Хлеба, воды, передышки ‒ вот о чем мечтали пленные. Варданик дернул за бабушкин подол:

‒ Бабушка, домой хочу. Где наш дом?

Где-то в этом мире есть хлеб, маячивший перед глазами Варданика, есть и вода, журчание которой отдается в ушах мальчика. Хлеб остался в подожженных амбарах; погас тоныр, и вспыхнула огнем тонырня (помещение, где выпекают хлеб. ‒ К. Х.), загорелся, исчез домашний очаг.

‒ Хлеба, бабушка…

‒ Завтра, Варданик, к утренней молитве Храбрый Андраник принесет хлеба.

‒ Я сейчас хочу…

Словно медленно раскручиваемая черная веревка, скользнула по песку змея. Глаза у нее злые, как у онбаши Сулеймана, но головка очаровательная. Ей не удалось ускользнуть от взгляда онбаши. Он прицелился ‒ нарушилось молчание пустыни, песок под пулями лопался, словно пузыри. Никто на забавы Сулеймана не обращал внимания, они уже всем приелись. Только учителя Седракяна задело его бессердечие: «Как у этой гадины рука поднимается на живую тварь…» Сулейман самодовольно выпрямился в седле. С таким же хладнокровием он целился в людей. Будь в его власти, он перестрелял, уничтожил бы и солнце, и небо, и вселенную…

Вдалеке замаячили холмик с желтоватой лачугой, узкая полоска зелени и что-то наподобие колодезного журавля. Те, кто шел впереди, дико завопили:

‒ Во-да-а-а!..

Караван встрепенулся-всполошился, на потрескавшихся губах брызнула кровь. Словно чудом оживали обмякшие тела.

‒ Молчать! Не подходить! ‒ приказал онбаши.

Дула винтовок бесстрастно уставились на пленных. Мучимые жаждой, они облизывались, обжигая губы сухим и шершавым языком.

‒ Не подходите к колодцу, будем стрелять!

ПРОИЗОШЛО НЕЧТО НЕВЕРОЯТНОЕ: пленники первых рядов сорвались с места и кинулись к ржавому ведру. Первый смельчак, не коснувшись ведра, замер, сраженный пулей. Однако смерть ретировалась перед волей людей, истомленных жаждой, и выстрелы не прекращались ‒ упало еще трое убитых. Остальные попятились не живые-не мертвые. Надсмотрщики не пленных уже сторожили, а колодец от них оберегали. Журавль с ведром погружался в колодец, и через пару минут животворная прозрачная вода звонкими глотками струилась в горле надсмотрщиков.

Онбаши нестерпимо долго купал лошадь. Фыркая от удовольствия, она погружала черную мордочку в ведро и, когда вынимала ее, то скатывающиеся с шерстки капли напоминали Варданику рассыпавшиеся бусы. Он не отрывал глаз от счастливой лошади, сено и овес которой несли на себе пленные беженцы. Впалый живот лошади на глазах Варданика полнел, принимал прежний здоровый вид. Наконец, встряхнув напоследок головой, она перевернула ведро и протяжно заржала.

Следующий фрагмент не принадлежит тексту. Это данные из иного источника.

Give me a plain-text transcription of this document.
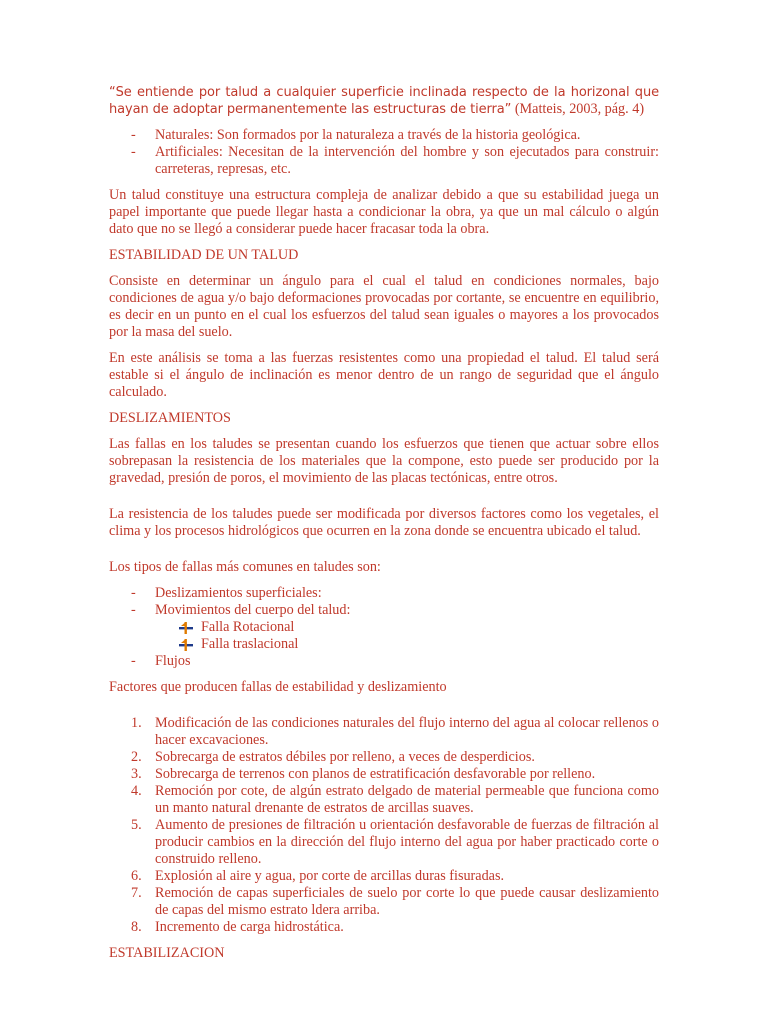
“Se entiende por talud a cualquier superficie inclinada respecto de la horizonal que hayan de adoptar permanentemente las estructuras de tierra” (Matteis, 2003, pág. 4)

- Naturales: Son formados por la naturaleza a través de la historia geológica.
- Artificiales: Necesitan de la intervención del hombre y son ejecutados para construir: carreteras, represas, etc.

Un talud constituye una estructura compleja de analizar debido a que su estabilidad juega un papel importante que puede llegar hasta a condicionar la obra, ya que un mal cálculo o algún dato que no se llegó a considerar puede hacer fracasar toda la obra.

ESTABILIDAD DE UN TALUD

Consiste en determinar un ángulo para el cual el talud en condiciones normales, bajo condiciones de agua y/o bajo deformaciones provocadas por cortante, se encuentre en equilibrio, es decir en un punto en el cual los esfuerzos del talud sean iguales o mayores a los provocados por la masa del suelo.

En este análisis se toma a las fuerzas resistentes como una propiedad el talud. El talud será estable si el ángulo de inclinación es menor dentro de un rango de seguridad que el ángulo calculado.

DESLIZAMIENTOS

Las fallas en los taludes se presentan cuando los esfuerzos que tienen que actuar sobre ellos sobrepasan la resistencia de los materiales que la compone, esto puede ser producido por la gravedad, presión de poros, el movimiento de las placas tectónicas, entre otros.

La resistencia de los taludes puede ser modificada por diversos factores como los vegetales, el clima y los procesos hidrológicos que ocurren en la zona donde se encuentra ubicado el talud.

Los tipos de fallas más comunes en taludes son:

- Deslizamientos superficiales:
- Movimientos del cuerpo del talud:
Falla Rotacional
Falla traslacional
- Flujos

Factores que producen fallas de estabilidad y deslizamiento

1. Modificación de las condiciones naturales del flujo interno del agua al colocar rellenos o hacer excavaciones.
2. Sobrecarga de estratos débiles por relleno, a veces de desperdicios.
3. Sobrecarga de terrenos con planos de estratificación desfavorable por relleno.
4. Remoción por cote, de algún estrato delgado de material permeable que funciona como un manto natural drenante de estratos de arcillas suaves.
5. Aumento de presiones de filtración u orientación desfavorable de fuerzas de filtración al producir cambios en la dirección del flujo interno del agua por haber practicado corte o construido relleno.
6. Explosión al aire y agua, por corte de arcillas duras fisuradas.
7. Remoción de capas superficiales de suelo por corte lo que puede causar deslizamiento de capas del mismo estrato ldera arriba.
8. Incremento de carga hidrostática.

ESTABILIZACION
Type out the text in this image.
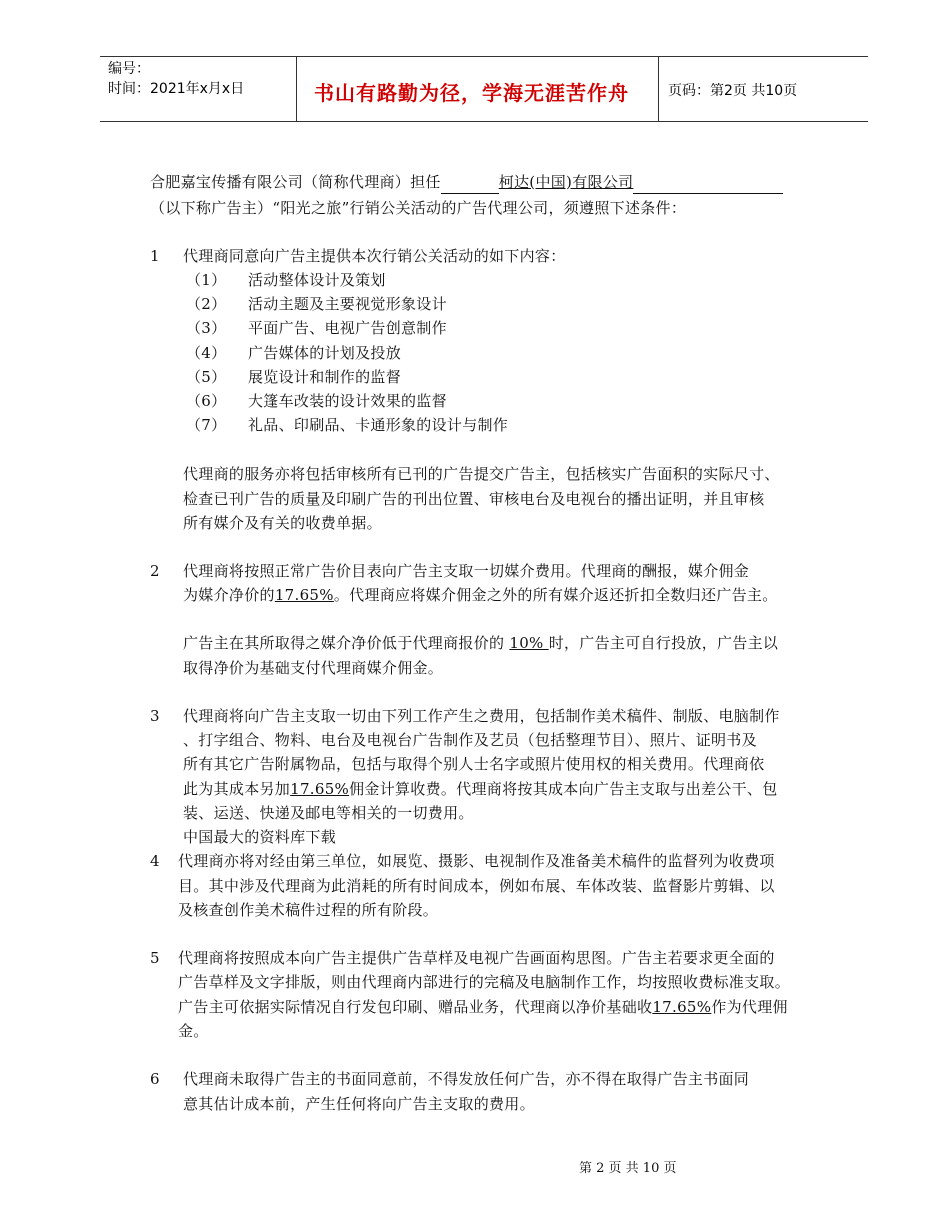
编号：
时间：2021年x月x日	书山有路勤为径，学海无涯苦作舟	页码：第2页 共10页
合肥嘉宝传播有限公司（简称代理商）担任	柯达(中国)有限公司
（以下称广告主）“阳光之旅”行销公关活动的广告代理公司，须遵照下述条件：
1 代理商同意向广告主提供本次行销公关活动的如下内容：
（1） 活动整体设计及策划
（2） 活动主题及主要视觉形象设计
（3） 平面广告、电视广告创意制作
（4） 广告媒体的计划及投放
（5） 展览设计和制作的监督
（6） 大篷车改装的设计效果的监督
（7） 礼品、印刷品、卡通形象的设计与制作
代理商的服务亦将包括审核所有已刊的广告提交广告主，包括核实广告面积的实际尺寸、
检查已刊广告的质量及印刷广告的刊出位置、审核电台及电视台的播出证明，并且审核
所有媒介及有关的收费单据。
2 代理商将按照正常广告价目表向广告主支取一切媒介费用。代理商的酬报，媒介佣金
为媒介净价的17.65%。代理商应将媒介佣金之外的所有媒介返还折扣全数归还广告主。
广告主在其所取得之媒介净价低于代理商报价的 10% 时，广告主可自行投放，广告主以
取得净价为基础支付代理商媒介佣金。
3 代理商将向广告主支取一切由下列工作产生之费用，包括制作美术稿件、制版、电脑制作
、打字组合、物料、电台及电视台广告制作及艺员（包括整理节目）、照片、证明书及
所有其它广告附属物品，包括与取得个别人士名字或照片使用权的相关费用。代理商依
此为其成本另加17.65%佣金计算收费。代理商将按其成本向广告主支取与出差公干、包
装、运送、快递及邮电等相关的一切费用。
中国最大的资料库下载
4 代理商亦将对经由第三单位，如展览、摄影、电视制作及准备美术稿件的监督列为收费项
目。其中涉及代理商为此消耗的所有时间成本，例如布展、车体改装、监督影片剪辑、以
及核查创作美术稿件过程的所有阶段。
5 代理商将按照成本向广告主提供广告草样及电视广告画面构思图。广告主若要求更全面的
广告草样及文字排版，则由代理商内部进行的完稿及电脑制作工作，均按照收费标准支取。
广告主可依据实际情况自行发包印刷、赠品业务，代理商以净价基础收17.65%作为代理佣
金。
6 代理商未取得广告主的书面同意前，不得发放任何广告，亦不得在取得广告主书面同
意其估计成本前，产生任何将向广告主支取的费用。
第 2 页 共 10 页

Конское ржание тронуло сердце Варданика. Невеселое было ржание у сытой, но несчастной лошади. Видимо, она добыча Сулеймана и ей тоскливо без родных гор. Варданику вспомнилось их далекое село: горы, окутанные облаками, а на их склонах пасутся резвые необузданные кони, и когда они скачут целыми табунами, то развевающиеся на ветру гривы плещутся в солнечных лучах, сплетаясь с ними, и чудится, будто по горе несется огненный рой.

Солнце клонилось к закату. Пробудился игривый ветерок, обдал лица своим дыханием и улетел восвояси. Спускались сумерки. Турки запаслись водой на ночь. Онбаши Сулейман отдал последние распоряжения. В приподнятом настроении надсмотрщики приступили к делу. Они осмотрели женщин и девушек, отделили молоденьких и красивых. Глухие к человечности и милосердию, они отбирали своих жертв, точно скотину из стада, осыпая ударами нагаек и тумаками. На виду у всех турки силком принудили их умыться, «навести марафет» и поесть.

Перепуганные и избитые женщины безропотно кушали, готовые со стыда сквозь землю провалиться. Вода смыла с их лиц дорожную пыль, а непорочно белая кожа была разукрашена синими змеевидными полосами.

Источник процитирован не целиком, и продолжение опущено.